Humans are built to tell, listen to and live out stories.  A story that we believe and tell ourselves can shape our lives and affect who we are.  This is especially true when it is a story that we tell ourselves about who we are and what we are capable of.  It has the power to limit our lives and the power to live creatively.  When we recognize a story for what it is, and realize that it is something that we don’t want to live with any more, it is time to let it go.  This ritual is an opportunity to let go of a story you have been living with and not let it continue to define who you are.  It is about a metaphoric cleansing, setting of intentions, self-anointing, healing, new beginnings and possibilities.

I want you to think of some story that you have been living with and want to let go of.  It might be something recent or something you have been holding for a long time.

For example, it might be…

  • holding onto hurt after a friend hurts you or when an important relationship ends
  • continuing to feel sorrow or failure over the loss of some responsibility, position, capability, or ability that was important to you
  • a belief that you aren’t capable of doing something you would really like to do
  • thinking you are a worthless human being because of some past physical, psychological or other failure. This last example was true of me for years after I first experienced mental health problems.  Internalizing some of the stigma that society has against mental illness, I thought I was a worthless human being.  When I was able to let go of this story, my life started to blossom in many ways.

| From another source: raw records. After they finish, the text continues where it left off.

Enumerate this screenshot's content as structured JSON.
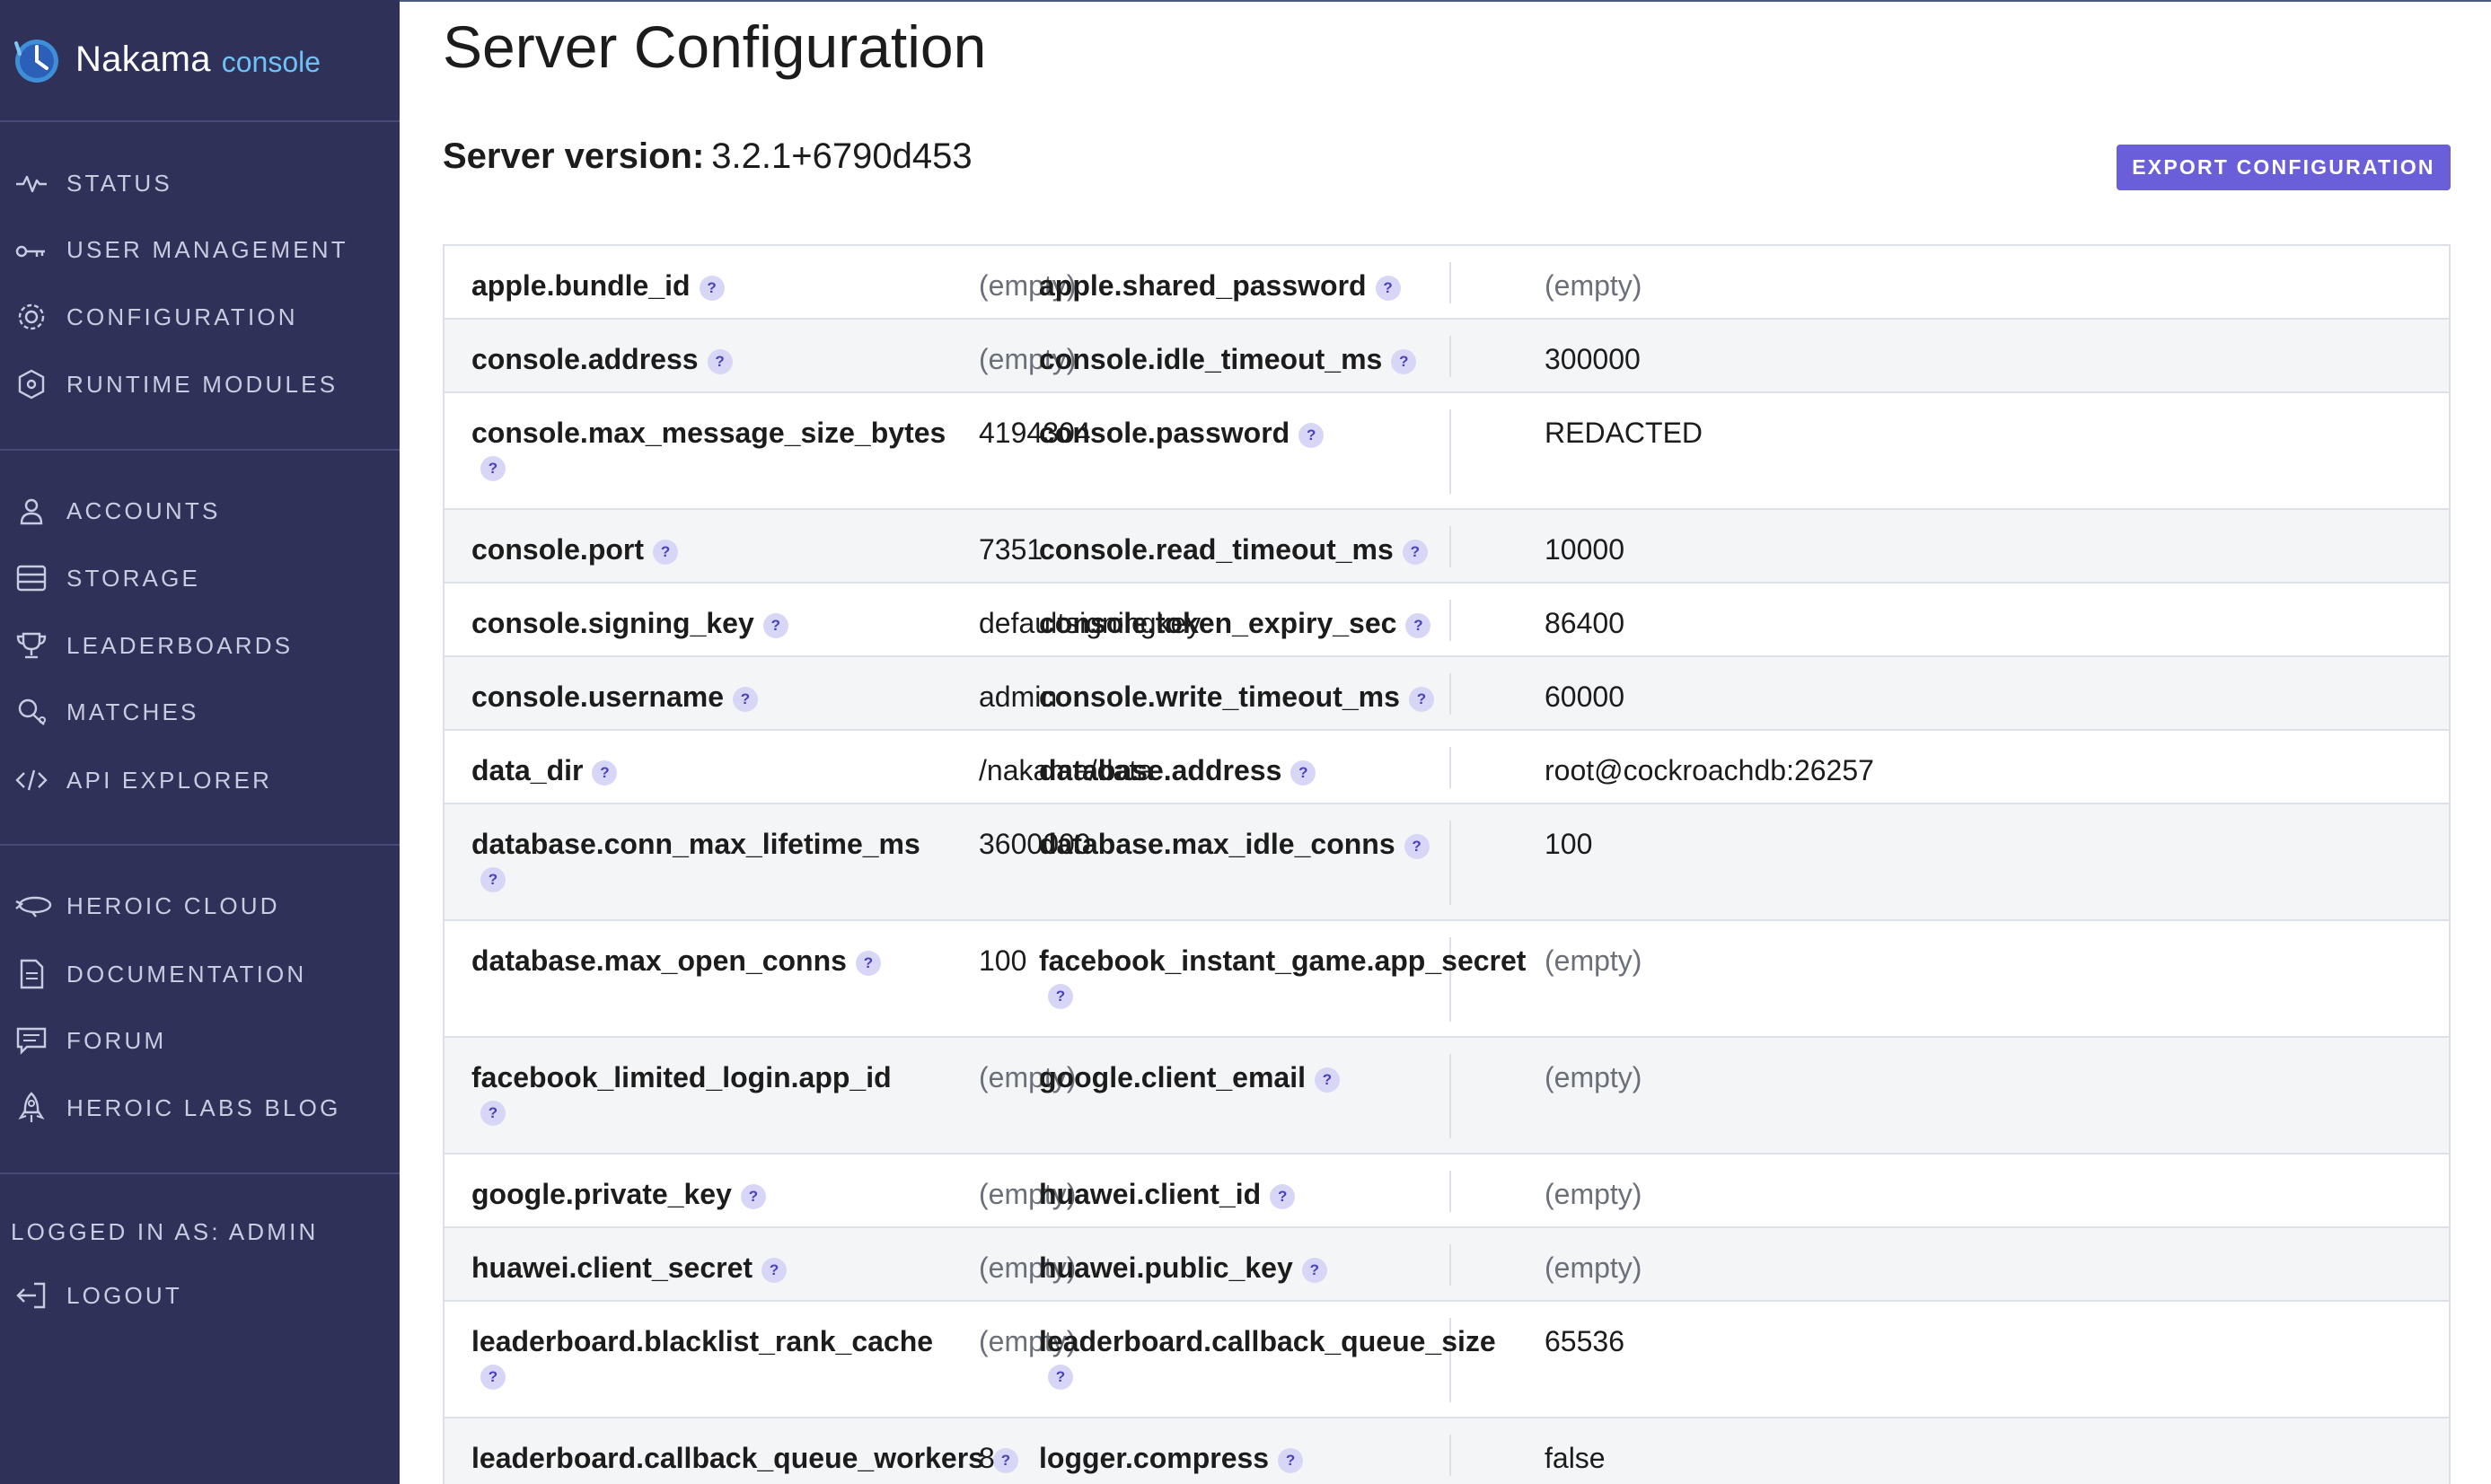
{
  "brand": {
    "name": "Nakama",
    "sub": "console"
  },
  "nav": {
    "status": "STATUS",
    "user_management": "USER MANAGEMENT",
    "configuration": "CONFIGURATION",
    "runtime_modules": "RUNTIME MODULES",
    "accounts": "ACCOUNTS",
    "storage": "STORAGE",
    "leaderboards": "LEADERBOARDS",
    "matches": "MATCHES",
    "api_explorer": "API EXPLORER",
    "heroic_cloud": "HEROIC CLOUD",
    "documentation": "DOCUMENTATION",
    "forum": "FORUM",
    "heroic_labs_blog": "HEROIC LABS BLOG",
    "logged_in": "LOGGED IN AS: ADMIN",
    "logout": "LOGOUT"
  },
  "page": {
    "title": "Server Configuration",
    "version_label": "Server version:",
    "version_value": "3.2.1+6790d453",
    "export_button": "EXPORT CONFIGURATION",
    "help_glyph": "?"
  },
  "config_rows": [
    [
      {
        "key": "apple.bundle_id",
        "value": "(empty)"
      },
      {
        "key": "apple.shared_password",
        "value": "(empty)"
      }
    ],
    [
      {
        "key": "console.address",
        "value": "(empty)"
      },
      {
        "key": "console.idle_timeout_ms",
        "value": "300000"
      }
    ],
    [
      {
        "key": "console.max_message_size_bytes",
        "value": "4194304"
      },
      {
        "key": "console.password",
        "value": "REDACTED"
      }
    ],
    [
      {
        "key": "console.port",
        "value": "7351"
      },
      {
        "key": "console.read_timeout_ms",
        "value": "10000"
      }
    ],
    [
      {
        "key": "console.signing_key",
        "value": "defaultsigningkey"
      },
      {
        "key": "console.token_expiry_sec",
        "value": "86400"
      }
    ],
    [
      {
        "key": "console.username",
        "value": "admin"
      },
      {
        "key": "console.write_timeout_ms",
        "value": "60000"
      }
    ],
    [
      {
        "key": "data_dir",
        "value": "/nakama/data"
      },
      {
        "key": "database.address",
        "value": "root@cockroachdb:26257"
      }
    ],
    [
      {
        "key": "database.conn_max_lifetime_ms",
        "value": "3600000"
      },
      {
        "key": "database.max_idle_conns",
        "value": "100"
      }
    ],
    [
      {
        "key": "database.max_open_conns",
        "value": "100"
      },
      {
        "key": "facebook_instant_game.app_secret",
        "value": "(empty)"
      }
    ],
    [
      {
        "key": "facebook_limited_login.app_id",
        "value": "(empty)"
      },
      {
        "key": "google.client_email",
        "value": "(empty)"
      }
    ],
    [
      {
        "key": "google.private_key",
        "value": "(empty)"
      },
      {
        "key": "huawei.client_id",
        "value": "(empty)"
      }
    ],
    [
      {
        "key": "huawei.client_secret",
        "value": "(empty)"
      },
      {
        "key": "huawei.public_key",
        "value": "(empty)"
      }
    ],
    [
      {
        "key": "leaderboard.blacklist_rank_cache",
        "value": "(empty)"
      },
      {
        "key": "leaderboard.callback_queue_size",
        "value": "65536"
      }
    ],
    [
      {
        "key": "leaderboard.callback_queue_workers",
        "value": "8"
      },
      {
        "key": "logger.compress",
        "value": "false"
      }
    ]
  ],
  "colors": {
    "sidebar_bg": "#2f3159",
    "accent": "#6a5fd8",
    "brand_sub": "#6ec1f5"
  }
}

When something comes to an end, it can leave an opening for something else unexpected, rewarding, and different to start growing.

Here is the ritual, we will call casting stones.

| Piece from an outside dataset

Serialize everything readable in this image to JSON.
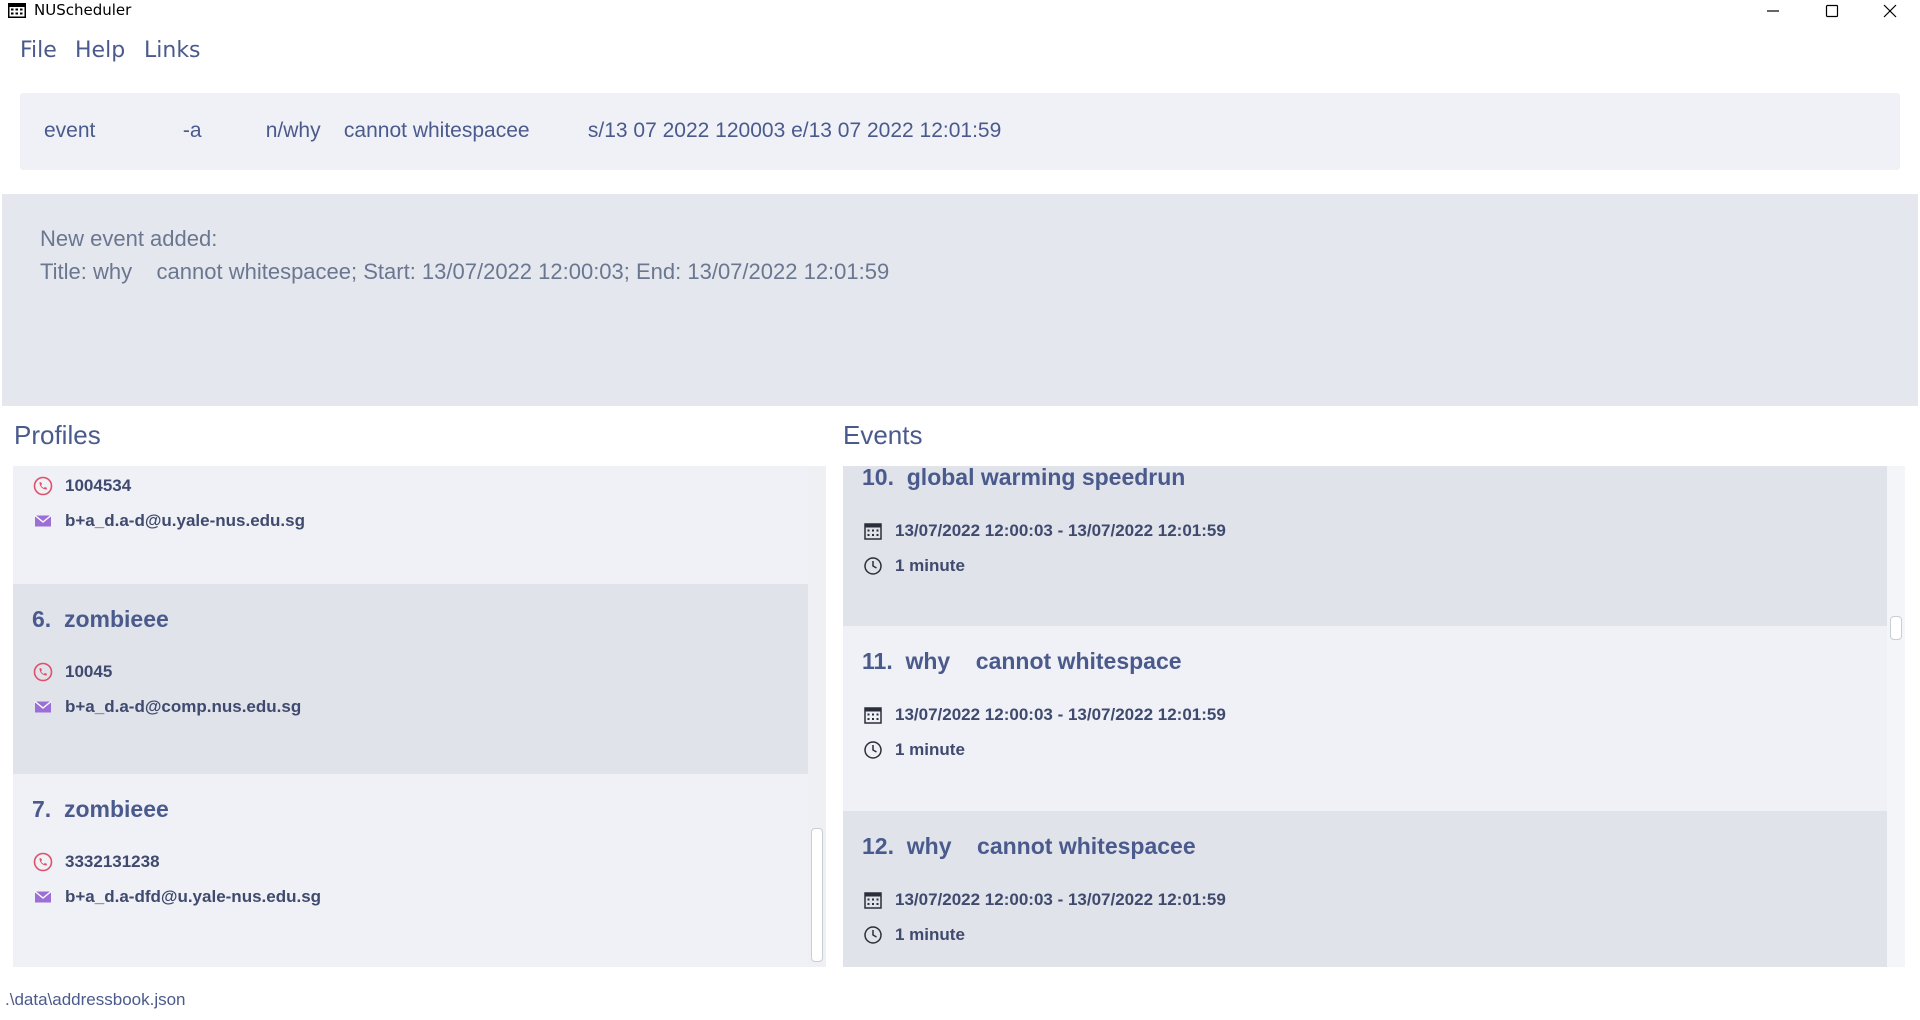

  • Find a stone and hold it in your hand.
  • Imagine the story that you want to let go of and visualize transferring it and the feelings you have about it to the stone.
  • See the depression and anxiety swirling in your body, through your arm, into your hand and leaving your fingers as it transfers into the stone.
  • Allow at least a minute for you to visualize this.
  • Now you release the burden. It may help for you to repeat:
    • I realize what I am holding on to and why I am holding on;
    • I forgive myself for holding on;
    • This stone has taken my heavy burden from me
    • I now release the burden so that I may feel light and free again.
  • Now cast the stone into the water. Visualize your heavy feelings going with the stone and choose to really believe that you’ve released the heaviest part of your burden.  The problem is symbolically released as the stone leaves you.

Some of you may want a longer version of this ritual for some deep seated problems.  If so, take a stone and keep it in your pocket for a week.  When you feel negative feelings about the story coming to you, hold it in your hand and visualize transferring them to the stone, similar to what we’ve just done.  After about a week, cast your stone into a body of water, or deep into an open or wooded area.

How is it that a ritual like this can work?

People have long believed that rocks and stones can be charged with feelings. Utilizing visualization to place your pain outside of yourself and then transferring that pain physically away from you isn’t just symbolic.  With the longer version of the ritual, taking seven days to experience your pain fully when it’s overtaking you and then allowing yourself to release it can be very effective.

Letting go is challenging, and sometimes you have to do it again and again and again until it sticks. You show it to the door, and somehow it keeps creeping back in. And then you gently guide it back out.

The cue here is gently. It is as true for letting go as it is for any type of change. What you resist persists.

Benediction:

May the stories that define our lives be stories that we welcome stories that bring healing and hope.  Amen.